Museum manager Jared Teneese said he would like to create a public dialogue on Indigenous issues through these films, and teach people something new.

“My hope is to give people a really good understanding, have people see these videos in different ways and be able to a talk about it and hopefully take something away. That’s the goal,” he said.

Reel Injun (2010), produced by Cree filmmaker Neil Diamond, explores the historic representation of Indigenous people in Hollywood, from the early 20th century to present day. It features clips from western classics and interviews with famous directors like Clint Eastwood, Robbie Robertson and Jim Jarmusch.

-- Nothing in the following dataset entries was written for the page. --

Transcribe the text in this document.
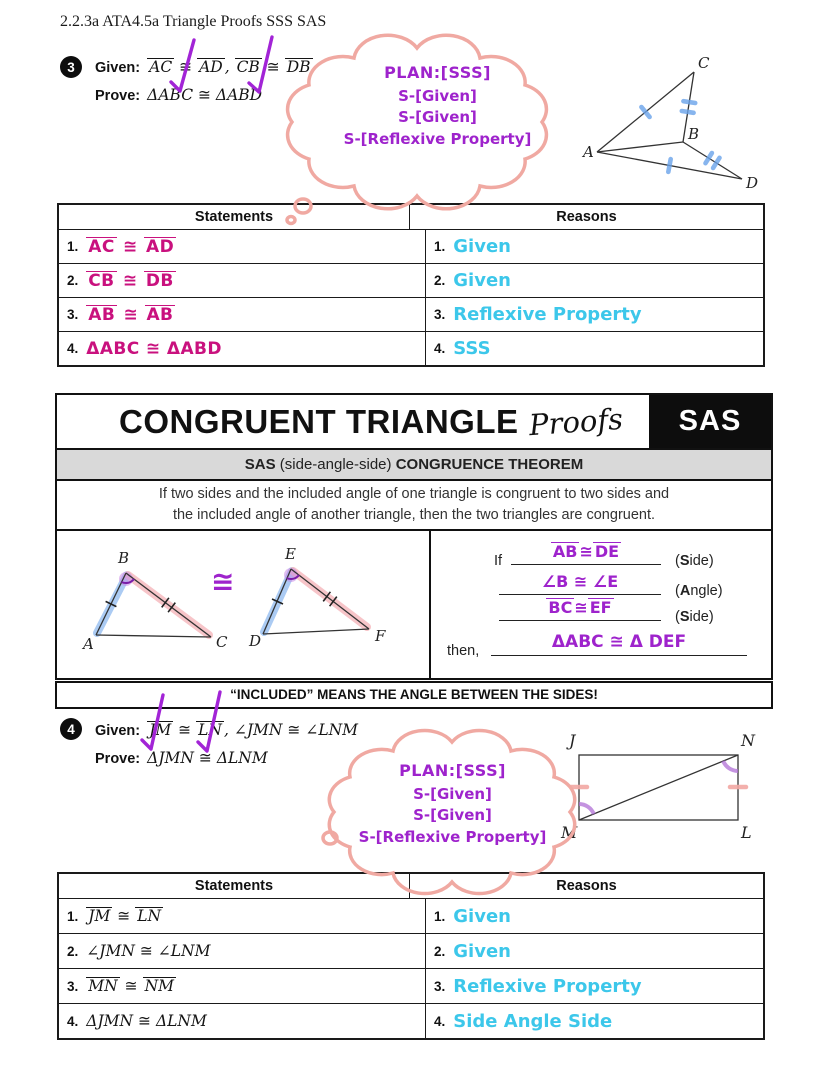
2.2.3a ATA4.5a Triangle Proofs SSS SAS
3	Given: AC ≅ AD , CB ≅ DB
Prove: ΔABC ≅ ΔABD
PLAN:[SSS]
S-[Given]
S-[Given]
S-[Reflexive Property]
A
B
C
D
Statements	Reasons
1. AC ≅ AD	1. Given
2. CB ≅ DB	2. Given
3. AB ≅ AB	3. Reflexive Property
4. ΔABC ≅ ΔABD	4. SSS
CONGRUENT TRIANGLE Proofs	SAS
SAS (side-angle-side) CONGRUENCE THEOREM
If two sides and the included angle of one triangle is congruent to two sides and
the included angle of another triangle, then the two triangles are congruent.
≅
A
B
C D
E
F
If	AB ≅ DE	(Side)
∠B ≅ ∠E	(Angle)
BC ≅ EF	(Side)
then,	ΔABC ≅ Δ DEF
“INCLUDED” MEANS THE ANGLE BETWEEN THE SIDES!
4	Given: JM ≅ LN , ∠JMN ≅ ∠LNM
Prove: ΔJMN ≅ ΔLNM
PLAN:[SSS]
S-[Given]
S-[Given]
S-[Reflexive Property]
J	N
M	L
Statements	Reasons
1. JM ≅ LN	1. Given
2. ∠JMN ≅ ∠LNM	2. Given
3. MN ≅ NM	3. Reflexive Property
4. ΔJMN ≅ ΔLNM	4. Side Angle Side
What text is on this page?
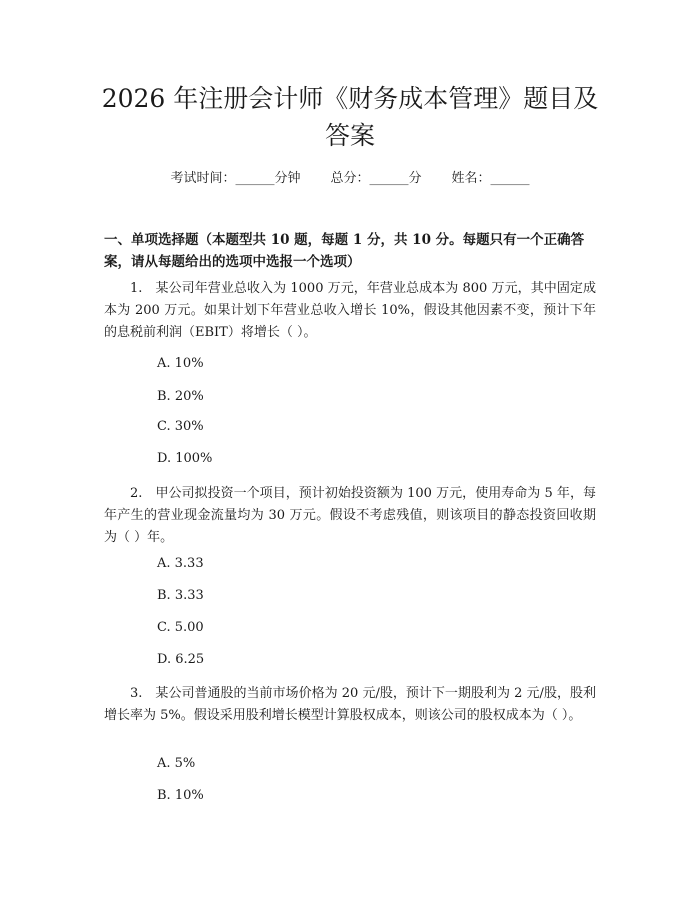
2026 年注册会计师《财务成本管理》题目及答案
考试时间：______分钟 总分：______分 姓名：______

一、单项选择题（本题型共 10 题，每题 1 分，共 10 分。每题只有一个正确答案，请从每题给出的选项中选报一个选项）

1.　某公司年营业总收入为 1000 万元，年营业总成本为 800 万元，其中固定成本为 200 万元。如果计划下年营业总收入增长 10%，假设其他因素不变，预计下年的息税前利润（EBIT）将增长（ ）。

A. 10%

B. 20%

C. 30%

D. 100%

2.　甲公司拟投资一个项目，预计初始投资额为 100 万元，使用寿命为 5 年，每年产生的营业现金流量均为 30 万元。假设不考虑残值，则该项目的静态投资回收期为（ ）年。

A. 3.33

B. 3.33

C. 5.00

D. 6.25

3.　某公司普通股的当前市场价格为 20 元/股，预计下一期股利为 2 元/股，股利增长率为 5%。假设采用股利增长模型计算股权成本，则该公司的股权成本为（ ）。

A. 5%

B. 10%
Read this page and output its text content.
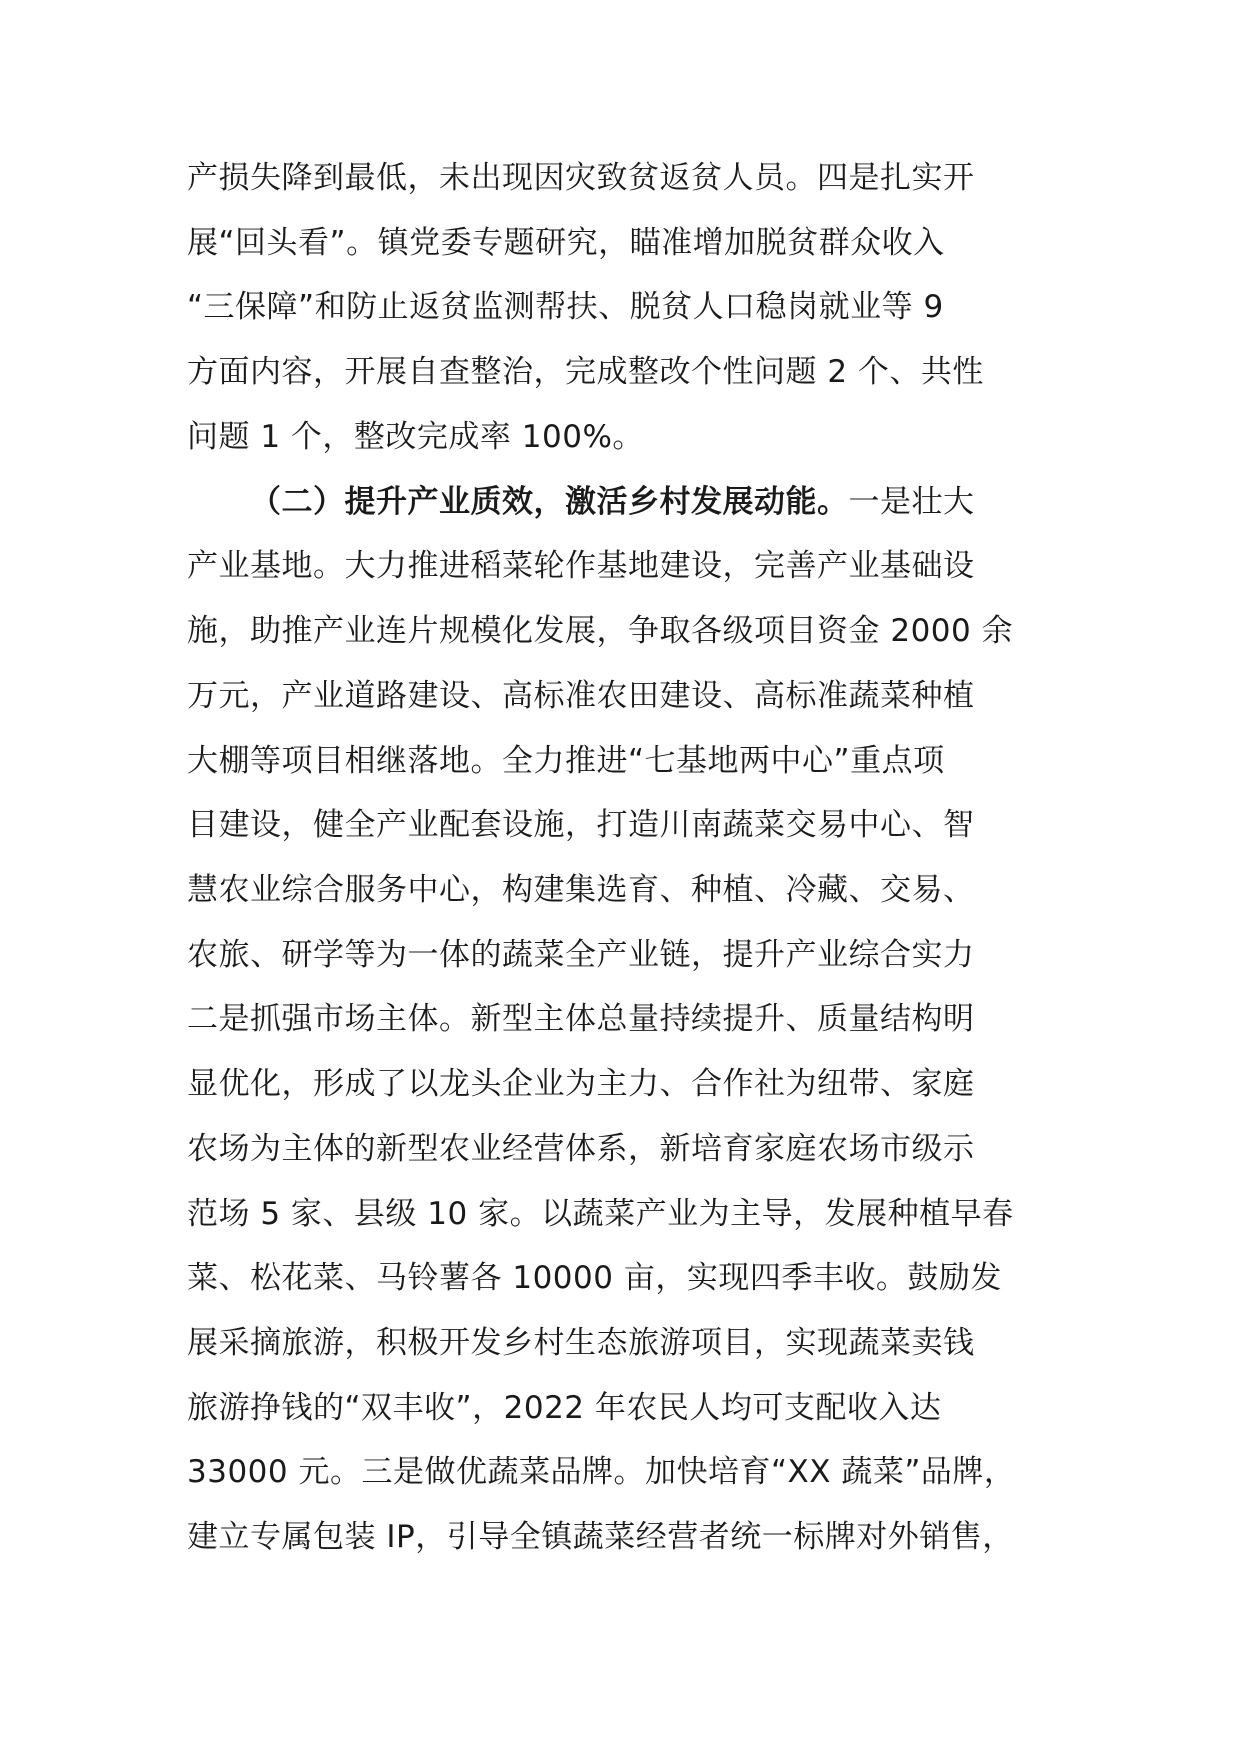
产损失降到最低，未出现因灾致贫返贫人员。四是扎实开
展“回头看”。镇党委专题研究，瞄准增加脱贫群众收入
“三保障”和防止返贫监测帮扶、脱贫人口稳岗就业等 9
方面内容，开展自查整治，完成整改个性问题 2 个、共性
问题 1 个，整改完成率 100%。
（二）提升产业质效，激活乡村发展动能。一是壮大
产业基地。大力推进稻菜轮作基地建设，完善产业基础设
施，助推产业连片规模化发展，争取各级项目资金 2000 余
万元，产业道路建设、高标准农田建设、高标准蔬菜种植
大棚等项目相继落地。全力推进“七基地两中心”重点项
目建设，健全产业配套设施，打造川南蔬菜交易中心、智
慧农业综合服务中心，构建集选育、种植、冷藏、交易、
农旅、研学等为一体的蔬菜全产业链，提升产业综合实力
二是抓强市场主体。新型主体总量持续提升、质量结构明
显优化，形成了以龙头企业为主力、合作社为纽带、家庭
农场为主体的新型农业经营体系，新培育家庭农场市级示
范场 5 家、县级 10 家。以蔬菜产业为主导，发展种植早春
菜、松花菜、马铃薯各 10000 亩，实现四季丰收。鼓励发
展采摘旅游，积极开发乡村生态旅游项目，实现蔬菜卖钱
旅游挣钱的“双丰收”，2022 年农民人均可支配收入达
33000 元。三是做优蔬菜品牌。加快培育“XX 蔬菜”品牌，
建立专属包装 IP，引导全镇蔬菜经营者统一标牌对外销售，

It covers many topics, like non-Indigenous people who take Indigenous roles and Indigenous actors who want to discover more about their ancestry, and it covers Hollywood classics that have left a mark on the film industry and positively changed the way Indigenous people are represented in film, like Dances With Wolves.

Teneese said Dances With Wolves was one of the first films to cast Indigenous people as Indigenous characters, and feature dialogue in Indigenous language.

“If it wasn’t for Kevin Costner introducing real First Nations or using First Nations language on screen, it wouldn’t have been known,” Teneese explained.

“Graham Greene is actually in this documentary talking about how he can speak the language that he was taught in Dances With Wolves better than his own language. That’s the impact that this type of stuff has on new generations. To have dying languages stored and saved on screen is really important.”

Inconvenient Indian (2020), directed by Michelle Latimer and based upon the award winning book by Thomas King, shows how Indigenous people have been forgotten by time and pushed aside; their history rewritten to serve the ideas and beliefs of the collective majority, and their culture and language deemed a relic of the past.

A passage from King’s book aptly sums up the film.

“Indians didn’t die out. They were supposed to, but they didn’t,” King wrote.

“Since North America already had the Dead Indian, Live Indians were neither needed nor wanted. They were irrelevant, and as the nineteenth century rolled into the twentieth century, Live Indians were forgotten, safely stored away on reservations and reserves or scattered in the rural backwaters and cityscapes of Canada and the United States. Out of sight, out of mind.”

Teneese, a member of Ktunaxa First Nation, said the film speaks to the modern Indigenous experience, of being controlled by the Indian Act and of living within a system that uses blood quantum to decide who is Indigenous.

“All First Nations across North America have been inconvenient in different ways. It’s a long road. We are still governed by the Indian Act and it’s super hard to get past that,” he said.

“There might not be a lot of First Nations left with the way we’re still governed. If we’re not over X amount of First Nations blood, we’re no longer Indians. We lose our status and who we are. We’re forced to stay on reserves or lose it down the road.”

The director’s Indigenous heritage was called into question in a CBC investigation and Inconvenient Indian was actually temporarily withdrawn from distribution because of this, but Teneese said he thinks the film still has value.

“It’s still a very important story. It didn’t take away from what is being told,” he said.

“I hope people will learn something new,” he added.

The films are screened daily at 10:30 a.m. and 1:00 p.m., but the times are flexible and can be changed to accommodate viewers.